Afghan Clerics impose Taliban-style restrictions on women’s travel

Women could work outside of their homes only if they were properly dressed and wore no makeup, he said, suggesting short skirts and cosmetics attracted men’s attention.

Ahmad Qureshi

HERAT CITY: A council of Afghan clerics has issued a fatwa, banning women from traveling without a father, brother or other approved escort, even during the Hajj.

selfburn_herat.jpg
Due to crimes and restrictions on Afghan women in Herat, a large number of them resort to self-immolation.

The ruling by the Herat Religious Council also said Islam prohibited women, engaged in activities out of home, from wearing makeup.

Announcing the fatwa, tens of religious scholars asked the government to implement their advice.
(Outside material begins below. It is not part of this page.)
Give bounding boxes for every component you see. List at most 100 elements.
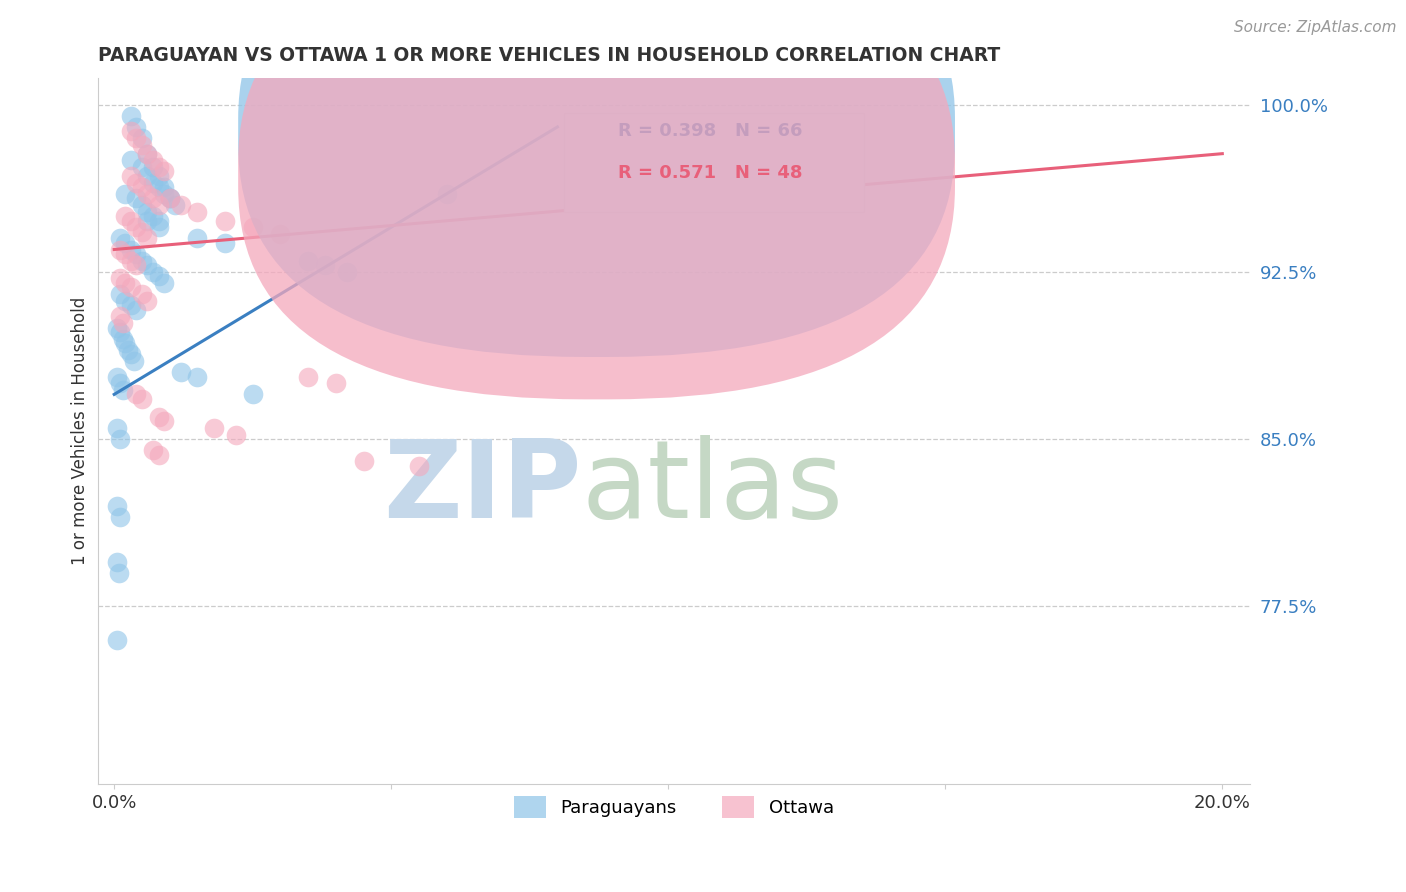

The clerics said they could not shut their eyes to the current situation.

Maulavi Muhammad Kababeyane, deputy head of the council, said travel without a mahram, or unmarriageable relative, raised "questions about a womans piety".

The legal opinion also applied to womens business trips, he said. Even going to Hajj without such a companion was a sin under Islamic Shariah, the scholar explained.

Although he supported female education, Kababeyane said women attending education programmes abroad without being accompanied by mahrams was against Islam.

Women could work outside of their homes only if they were properly dressed and wore no makeup, he said, suggesting short skirts and cosmetics attracted men’s attention.

The council urged the government to prioritise the implementation of the issues raised in the fatwa.

But Herat-based women organisations said the ruling ran counter to gender equality. "The fatwa is illogical," said Bahar Joya, who plans to go to India to study.

She said neither could her family afford to send with her a companion to India, nor could the host country sponsor the expenses of such a person.

Joya, who works in Herat, said piety was a personal issue and a Muslim woman could maintain it anywhere. Joya's husband said he had no problem with his wife going abroad alone.

Supportive of the Islamic hijab, social worker Muhammad Rafiq Shaheer believed the fatwa could not be enforced in the current situation.